Agora que o Sol começa a despontar mais cedo a nascente do Rio Bidasoa, com o aumento da temperatura e o degelo, as flores nos Pirenéus Atlânticos começam a desabrochar, salpicando aqui e ali, de verde e outras cores, o cinzento das montanhas que se eleva altíssimo e que guarda em si muitas lendas e narrativas. E porque Irún está a uns escassos 20m acima do nível médio das águas do mar, as montanhas ao seu redor parecem guardá-la e reclamá-la, como se de um oásis se tratasse. Pouco a pouco, com o aumento dos dias, a Avenida que vem da Estação de Comboios de Hendaia para o Centro de Irún começa a encher-se de gente, lotando os cafés e entrepostos comerciais fronteiriços, agora com mais horas de luz, menos frio, vento e neblinas.
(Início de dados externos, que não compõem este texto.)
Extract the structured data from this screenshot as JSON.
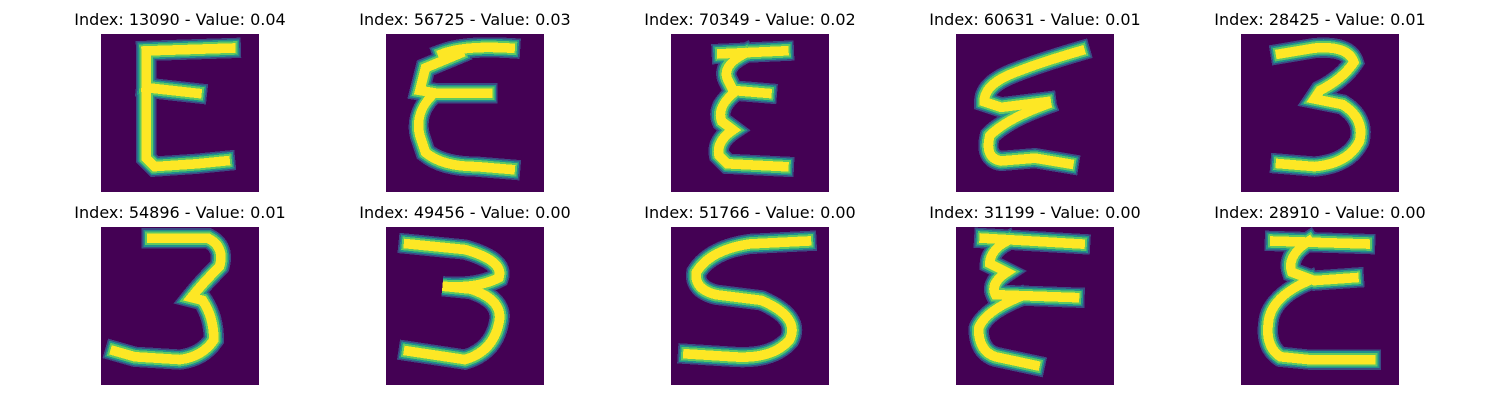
{
  "colors": {
    "background": "#440154",
    "stroke_core": "#fde725",
    "stroke_mid": "#5ec962",
    "stroke_outer": "#21918c",
    "stroke_edge": "#3b528b"
  },
  "panels": [
    {
      "title": "Index: 13090 - Value: 0.04",
      "index": 13090,
      "value": 0.04,
      "digit_shape": "E"
    },
    {
      "title": "Index: 56725 - Value: 0.03",
      "index": 56725,
      "value": 0.03,
      "digit_shape": "E"
    },
    {
      "title": "Index: 70349 - Value: 0.02",
      "index": 70349,
      "value": 0.02,
      "digit_shape": "E"
    },
    {
      "title": "Index: 60631 - Value: 0.01",
      "index": 60631,
      "value": 0.01,
      "digit_shape": "E"
    },
    {
      "title": "Index: 28425 - Value: 0.01",
      "index": 28425,
      "value": 0.01,
      "digit_shape": "3"
    },
    {
      "title": "Index: 54896 - Value: 0.01",
      "index": 54896,
      "value": 0.01,
      "digit_shape": "3"
    },
    {
      "title": "Index: 49456 - Value: 0.00",
      "index": 49456,
      "value": 0.0,
      "digit_shape": "3"
    },
    {
      "title": "Index: 51766 - Value: 0.00",
      "index": 51766,
      "value": 0.0,
      "digit_shape": "S"
    },
    {
      "title": "Index: 31199 - Value: 0.00",
      "index": 31199,
      "value": 0.0,
      "digit_shape": "E"
    },
    {
      "title": "Index: 28910 - Value: 0.00",
      "index": 28910,
      "value": 0.0,
      "digit_shape": "E"
    }
  ]
}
Apesar da cidade estar extraordinariamente bem apetrechada de transportes públicos e o custo de vida não ser elevado, o que mais cativa, a quem tem ainda algum sangue na guelra, é subir as montanhas, entrar em contacto com a natureza e poder ver em simultâneo a Terra e o Mar, o País Basco e a França, inclusive a Biarritz, deslumbre que parece miragem. Do lado francês existe um praia situada numa baía (estamos no Golfo da Biscaia), protegida por fortes paredões, paradisíaca, bem cuidada, ao mesmo tempo rústica e requintada, idílica, piscatória e com uma luz extraordinária: a Praia de St.-Jean-de-Luz, que dista poucos kms de Irún e que é rodeada por cidade bonita e cheia de eventos, o que a torna por demais apelativa.
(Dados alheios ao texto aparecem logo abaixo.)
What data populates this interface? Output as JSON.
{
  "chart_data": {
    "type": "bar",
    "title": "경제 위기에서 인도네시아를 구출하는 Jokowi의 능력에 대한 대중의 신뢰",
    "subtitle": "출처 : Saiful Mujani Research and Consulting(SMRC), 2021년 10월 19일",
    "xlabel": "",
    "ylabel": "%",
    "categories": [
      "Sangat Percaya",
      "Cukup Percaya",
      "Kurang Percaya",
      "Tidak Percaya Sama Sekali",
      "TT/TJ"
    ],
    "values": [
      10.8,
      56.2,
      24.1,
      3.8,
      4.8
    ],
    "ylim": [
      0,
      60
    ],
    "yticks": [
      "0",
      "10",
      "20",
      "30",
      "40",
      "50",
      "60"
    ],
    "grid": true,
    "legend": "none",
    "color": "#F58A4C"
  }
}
Irún ainda conserva o carácter sacrossanto na arquitectura das suas casas, enquanto urbe no meio das montanhas e condicionada por elas, lembrando por vezes alguns aglomerados populacionais serranos do Nordeste Transmontano, não sendo por isso de estranhar que alguns transmontanos por lá vivam, se sintam bem e mantenham ali negócio. Junto ao estádio de futebol há uma cantina gerida por uma flaviense, boa cozinheira, tesa e sem papas na língua, que segundo a má-língua dos seus patrícios, mostra igual desprendimento no que à higiene diz respeito (eu entrei lá por indicação de outros e saí, até porque a clientela pareceu-me pouco recomendável).
Como em todo o País Basco, os portugueses são ali bem vistos e respeitados. A melhor maneira para lá chegar é ir de avião mas a mais cómoda e mais barata é ir de comboio (nunca foi tão barato). Esta primavera não irei a Irún, não voltarei a subir as suas montanhas, mas como as saudades são tantas, não resisti em dividir as minhas impressões acerca dela com os nossos leitores. Gostei de lá estar e senti-me em casa, como que transportado por uma regressão hipnótica. Irún é um pouco como Sintra: todos encontramos nela um pouco de cada um de nós e graças ao seu fascínio todos a sentimos nossa.